I never thought there would be an intersection between my "Entourage"-watching habit and matters of the gullet, but actor Jeremy Piven (who plays Hollywood agent Ari Gold on the show) is apparently a victim of eating too much sushi.
As was widely reported yesterday, Piven has withdrawn from his role in the Broadway play "Speed-the-Plow" after discovering unusually high levels of mercury in his bloodstream. The diagnosis was made after he complained of fatigue, dizzy spells, and failing to remember his lines. According to his physician, Dr. Carlon Colker, Piven's mercury levels were roughly six times what the body can handle. His diet is blamed for the mercury poisioning. "He was eating sushi twice a day and taking some Chinese herbs," Dr. Colker told E! News. "I tested his heavy metals and his mercury was amazingly, shockingly high."
According to the Environmental Protection Agency (EPA), exposure to mercury "may result in severe damage to the nervous and reproductive systems and may ultimately be fatal. Common symptoms of mercury poisoning are poor coordination and altered sensory perception. Pregnant women and children are especially vulnerable to mercury exposure. The most common cause of mercury poisoning in the United States is the consumption of fish contaminated with methylmercury."
This is not to say that everyone agreees that mercury poisoning can be attributed to fish. The National Fisheries Institute (NFI), a fishing industry trade association, denies the link entirely. In a letter to the New York Times disputing a January 24, 2008 article on sushi and mercury, Mary Anne Hansan, Vice President, NFI, wrote, "You say that you don’t know whether it’s true that not a single American has ever been clinically found to have mercury toxicity from fish consumption. I’d say that before you run a front-page story on the topic, that ought to be one of the first facts you should nail down. It’s easily confirmed by federal agencies and major medical organizations and the answer is this: zero."
The FDA and EPA advisory on fish consumption mainly targets women who may become pregnant, pregnant women, nursing mothers, and young children.
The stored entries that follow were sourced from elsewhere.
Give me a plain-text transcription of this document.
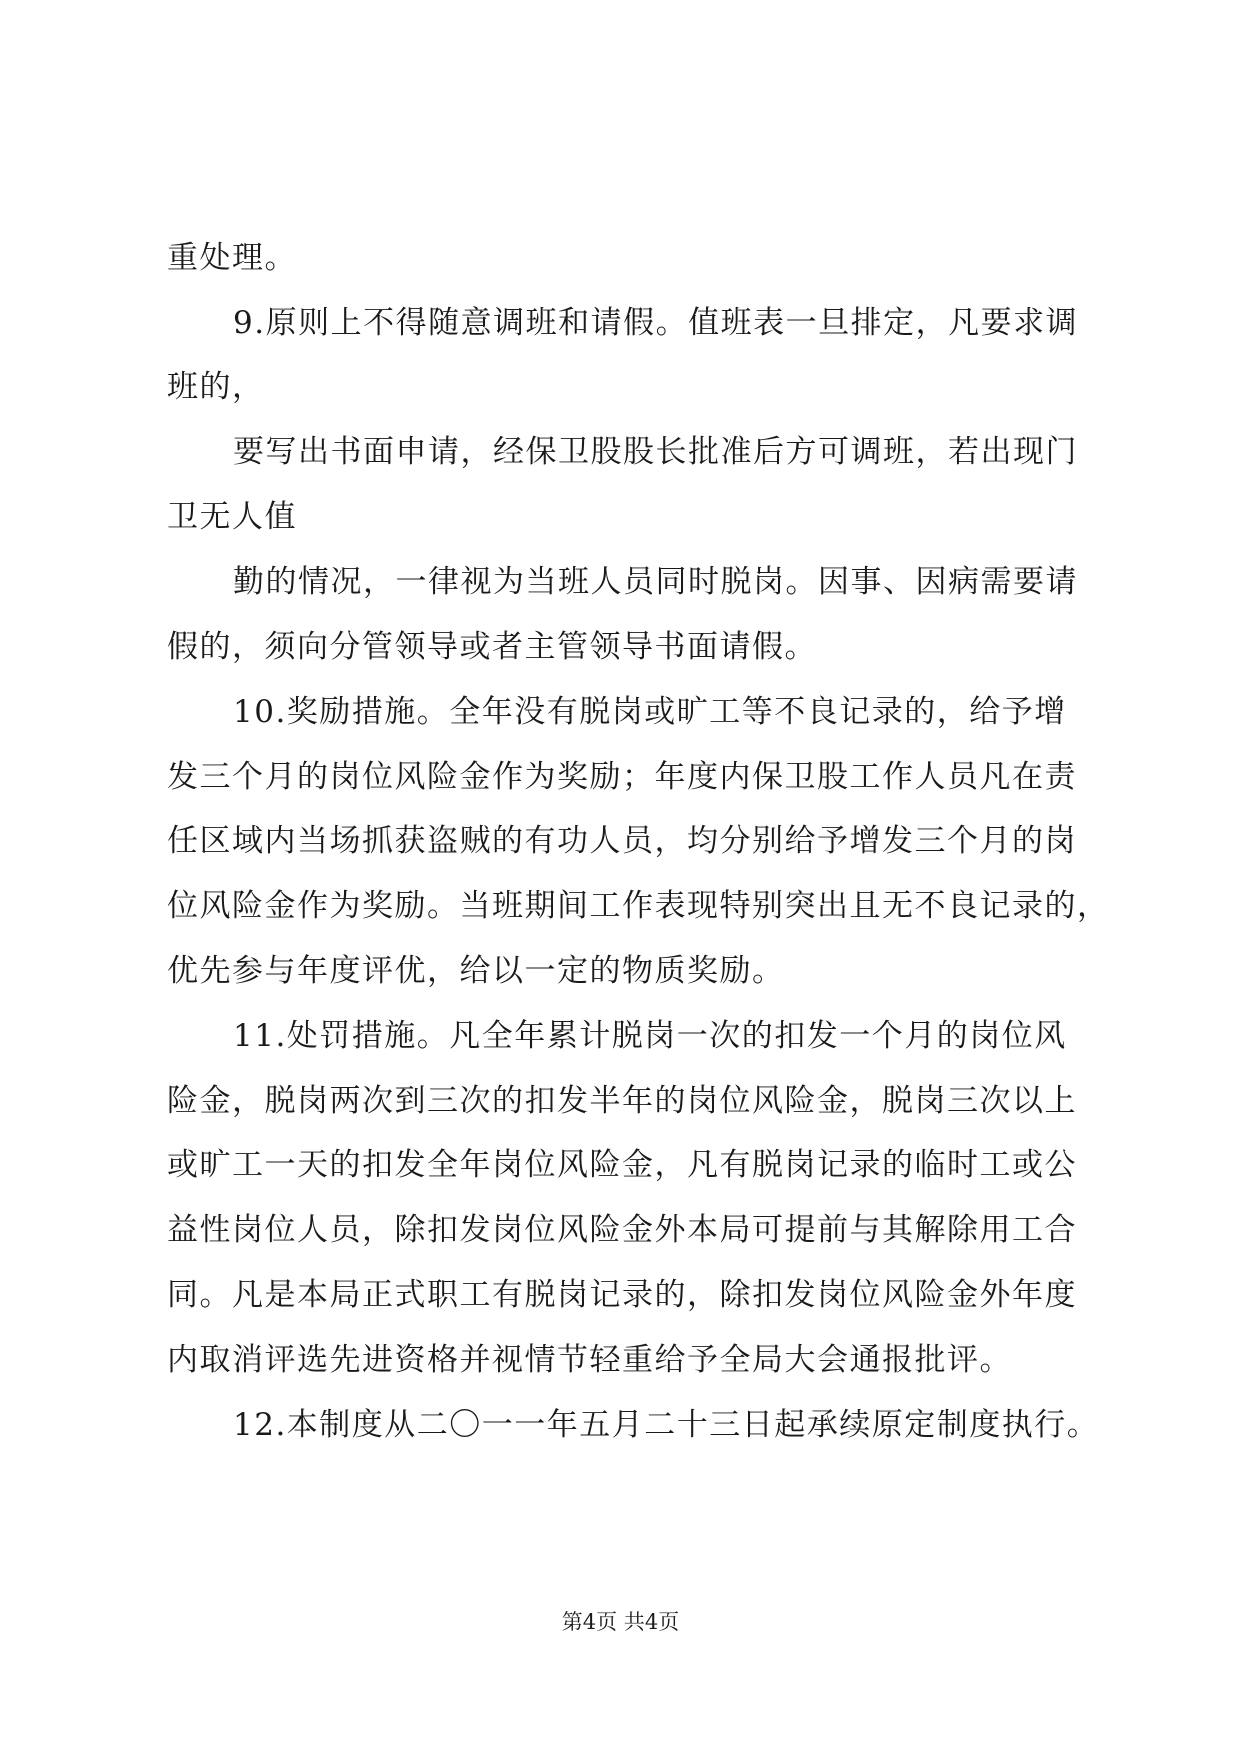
重处理。
9.原则上不得随意调班和请假。值班表一旦排定，凡要求调
班的，
要写出书面申请，经保卫股股长批准后方可调班，若出现门
卫无人值
勤的情况，一律视为当班人员同时脱岗。因事、因病需要请
假的，须向分管领导或者主管领导书面请假。
10.奖励措施。全年没有脱岗或旷工等不良记录的，给予增
发三个月的岗位风险金作为奖励；年度内保卫股工作人员凡在责
任区域内当场抓获盗贼的有功人员，均分别给予增发三个月的岗
位风险金作为奖励。当班期间工作表现特别突出且无不良记录的，
优先参与年度评优，给以一定的物质奖励。
11.处罚措施。凡全年累计脱岗一次的扣发一个月的岗位风
险金，脱岗两次到三次的扣发半年的岗位风险金，脱岗三次以上
或旷工一天的扣发全年岗位风险金，凡有脱岗记录的临时工或公
益性岗位人员，除扣发岗位风险金外本局可提前与其解除用工合
同。凡是本局正式职工有脱岗记录的，除扣发岗位风险金外年度
内取消评选先进资格并视情节轻重给予全局大会通报批评。
12.本制度从二〇一一年五月二十三日起承续原定制度执行。
第4页 共4页
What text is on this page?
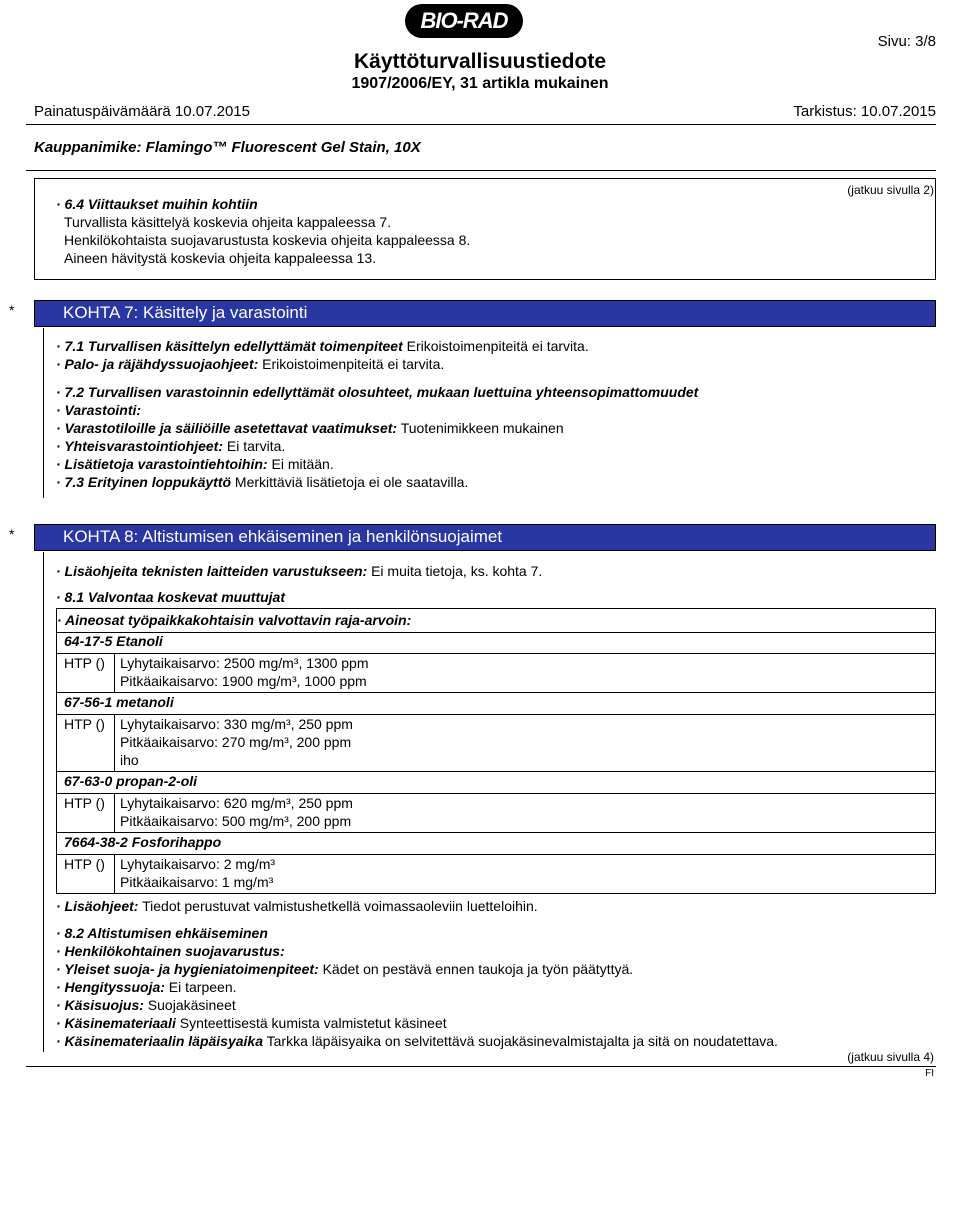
BIO-RAD
Käyttöturvallisuustiedote
1907/2006/EY, 31 artikla mukainen
Sivu: 3/8
Painatuspäivämäärä 10.07.2015	Tarkistus: 10.07.2015
Kauppanimike: Flamingo™ Fluorescent Gel Stain, 10X
(jatkuu sivulla 2)
· 6.4 Viittaukset muihin kohtiin
Turvallista käsittelyä koskevia ohjeita kappaleessa 7.
Henkilökohtaista suojavarustusta koskevia ohjeita kappaleessa 8.
Aineen hävitystä koskevia ohjeita kappaleessa 13.
*	KOHTA 7: Käsittely ja varastointi
· 7.1 Turvallisen käsittelyn edellyttämät toimenpiteet Erikoistoimenpiteitä ei tarvita.
· Palo- ja räjähdyssuojaohjeet: Erikoistoimenpiteitä ei tarvita.
· 7.2 Turvallisen varastoinnin edellyttämät olosuhteet, mukaan luettuina yhteensopimattomuudet
· Varastointi:
· Varastotiloille ja säiliöille asetettavat vaatimukset: Tuotenimikkeen mukainen
· Yhteisvarastointiohjeet: Ei tarvita.
· Lisätietoja varastointiehtoihin: Ei mitään.
· 7.3 Erityinen loppukäyttö Merkittäviä lisätietoja ei ole saatavilla.
*	KOHTA 8: Altistumisen ehkäiseminen ja henkilönsuojaimet
· Lisäohjeita teknisten laitteiden varustukseen: Ei muita tietoja, ks. kohta 7.
· 8.1 Valvontaa koskevat muuttujat
· Aineosat työpaikkakohtaisin valvottavin raja-arvoin:
64-17-5 Etanoli
HTP () Lyhytaikaisarvo: 2500 mg/m³, 1300 ppm
Pitkäaikaisarvo: 1900 mg/m³, 1000 ppm
67-56-1 metanoli
HTP () Lyhytaikaisarvo: 330 mg/m³, 250 ppm
Pitkäaikaisarvo: 270 mg/m³, 200 ppm
iho
67-63-0 propan-2-oli
HTP () Lyhytaikaisarvo: 620 mg/m³, 250 ppm
Pitkäaikaisarvo: 500 mg/m³, 200 ppm
7664-38-2 Fosforihappo
HTP () Lyhytaikaisarvo: 2 mg/m³
Pitkäaikaisarvo: 1 mg/m³
· Lisäohjeet: Tiedot perustuvat valmistushetkellä voimassaoleviin luetteloihin.
· 8.2 Altistumisen ehkäiseminen
· Henkilökohtainen suojavarustus:
· Yleiset suoja- ja hygieniatoimenpiteet: Kädet on pestävä ennen taukoja ja työn päätyttyä.
· Hengityssuoja: Ei tarpeen.
· Käsisuojus: Suojakäsineet
· Käsinemateriaali Synteettisestä kumista valmistetut käsineet
· Käsinemateriaalin läpäisyaika Tarkka läpäisyaika on selvitettävä suojakäsinevalmistajalta ja sitä on noudatettava.
(jatkuu sivulla 4)
FI
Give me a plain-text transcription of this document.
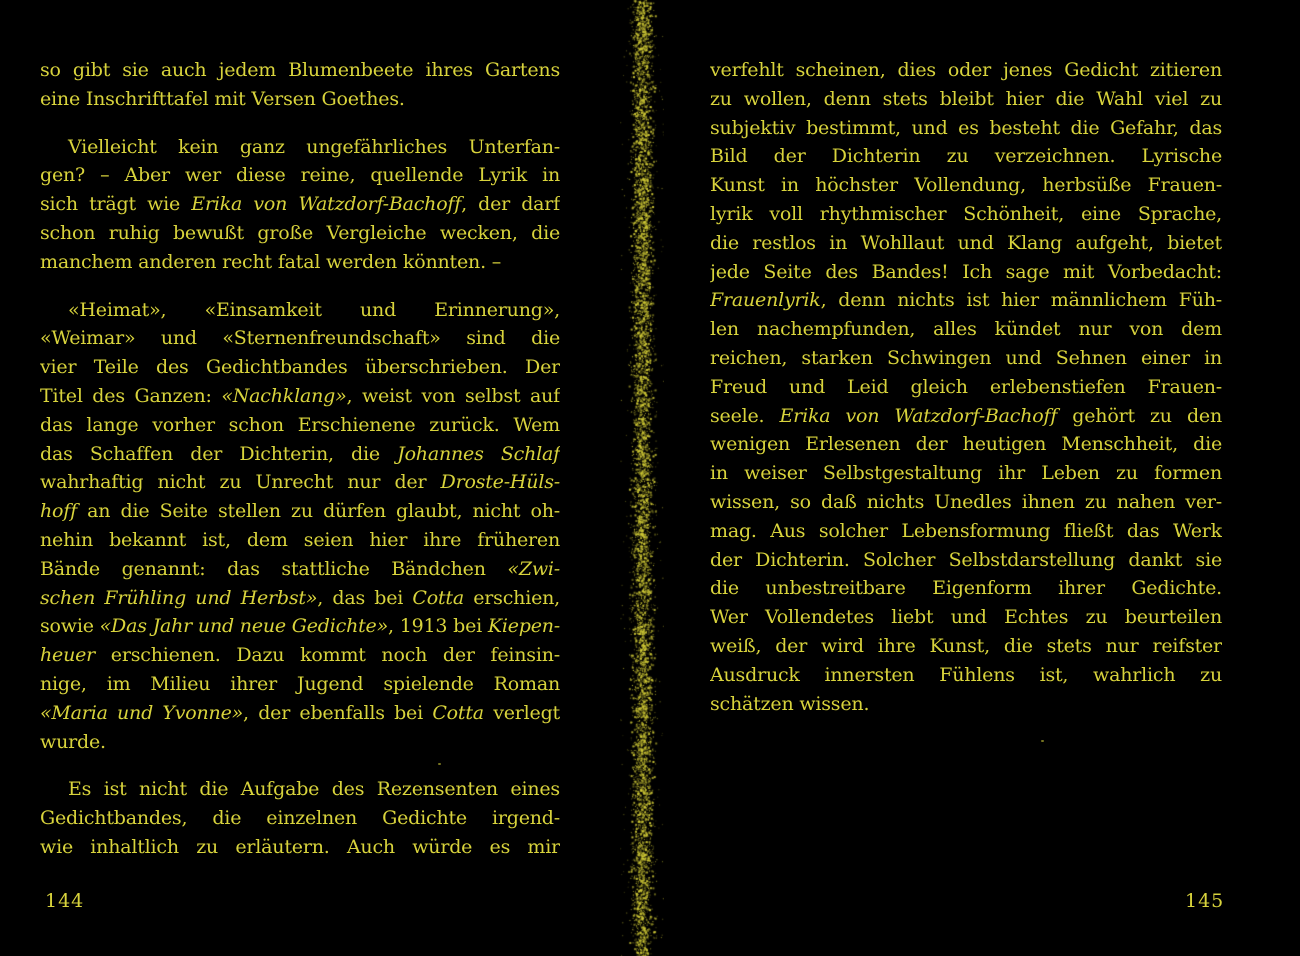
so gibt sie auch jedem Blumenbeete ihres Gartens
eine Inschrifttafel mit Versen Goethes.
Vielleicht kein ganz ungefährliches Unterfan-
gen? – Aber wer diese reine, quellende Lyrik in
sich trägt wie Erika von Watzdorf-Bachoff, der darf
schon ruhig bewußt große Vergleiche wecken, die
manchem anderen recht fatal werden könnten. –
«Heimat», «Einsamkeit und Erinnerung»,
«Weimar» und «Sternenfreundschaft» sind die
vier Teile des Gedichtbandes überschrieben. Der
Titel des Ganzen: «Nachklang», weist von selbst auf
das lange vorher schon Erschienene zurück. Wem
das Schaffen der Dichterin, die Johannes Schlaf
wahrhaftig nicht zu Unrecht nur der Droste-Hüls-
hoff an die Seite stellen zu dürfen glaubt, nicht oh-
nehin bekannt ist, dem seien hier ihre früheren
Bände genannt: das stattliche Bändchen «Zwi-
schen Frühling und Herbst», das bei Cotta erschien,
sowie «Das Jahr und neue Gedichte», 1913 bei Kiepen-
heuer erschienen. Dazu kommt noch der feinsin-
nige, im Milieu ihrer Jugend spielende Roman
«Maria und Yvonne», der ebenfalls bei Cotta verlegt
wurde.
Es ist nicht die Aufgabe des Rezensenten eines
Gedichtbandes, die einzelnen Gedichte irgend-
wie inhaltlich zu erläutern. Auch würde es mir
verfehlt scheinen, dies oder jenes Gedicht zitieren
zu wollen, denn stets bleibt hier die Wahl viel zu
subjektiv bestimmt, und es besteht die Gefahr, das
Bild der Dichterin zu verzeichnen. Lyrische
Kunst in höchster Vollendung, herbsüße Frauen-
lyrik voll rhythmischer Schönheit, eine Sprache,
die restlos in Wohllaut und Klang aufgeht, bietet
jede Seite des Bandes! Ich sage mit Vorbedacht:
Frauenlyrik, denn nichts ist hier männlichem Füh-
len nachempfunden, alles kündet nur von dem
reichen, starken Schwingen und Sehnen einer in
Freud und Leid gleich erlebenstiefen Frauen-
seele. Erika von Watzdorf-Bachoff gehört zu den
wenigen Erlesenen der heutigen Menschheit, die
in weiser Selbstgestaltung ihr Leben zu formen
wissen, so daß nichts Unedles ihnen zu nahen ver-
mag. Aus solcher Lebensformung fließt das Werk
der Dichterin. Solcher Selbstdarstellung dankt sie
die unbestreitbare Eigenform ihrer Gedichte.
Wer Vollendetes liebt und Echtes zu beurteilen
weiß, der wird ihre Kunst, die stets nur reifster
Ausdruck innersten Fühlens ist, wahrlich zu
schätzen wissen.
144	145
It recommends limiting consumption to 12 ounces (2 average meals) a week of fish lower in mercury.
Let's say Piven had two six-ounce portions of tuna sushi five days per per week, he would have exceeded the FDA advisory in just one day. According to a the Natural Resources Defense Council's mercury calculator, the mercury intake for a 5' 10" (this is disputed, but we'll give him the benefit of the doubt) white male of average weight (170 pounds for a 43-year old this size) consuming 12 ounces of Bigeye and Yellowtail Tuna per day would average an intake of 1.69 micograms per day, more than 15 times the EPA recommendations.
Interestingly, Piven's bout with mercury poisoning has occurred just as the FDA indicates it may be reconsidering it's original advisory limiting seafood consumption. There's going to be a huge debate over any attempt to reverse current policy, and one wonders if such a public case might be influential.
What's next for Piven? Playwright David Mamet told Daily Variety, "My understanding is that he is leaving show business to pursue a career as a thermometer."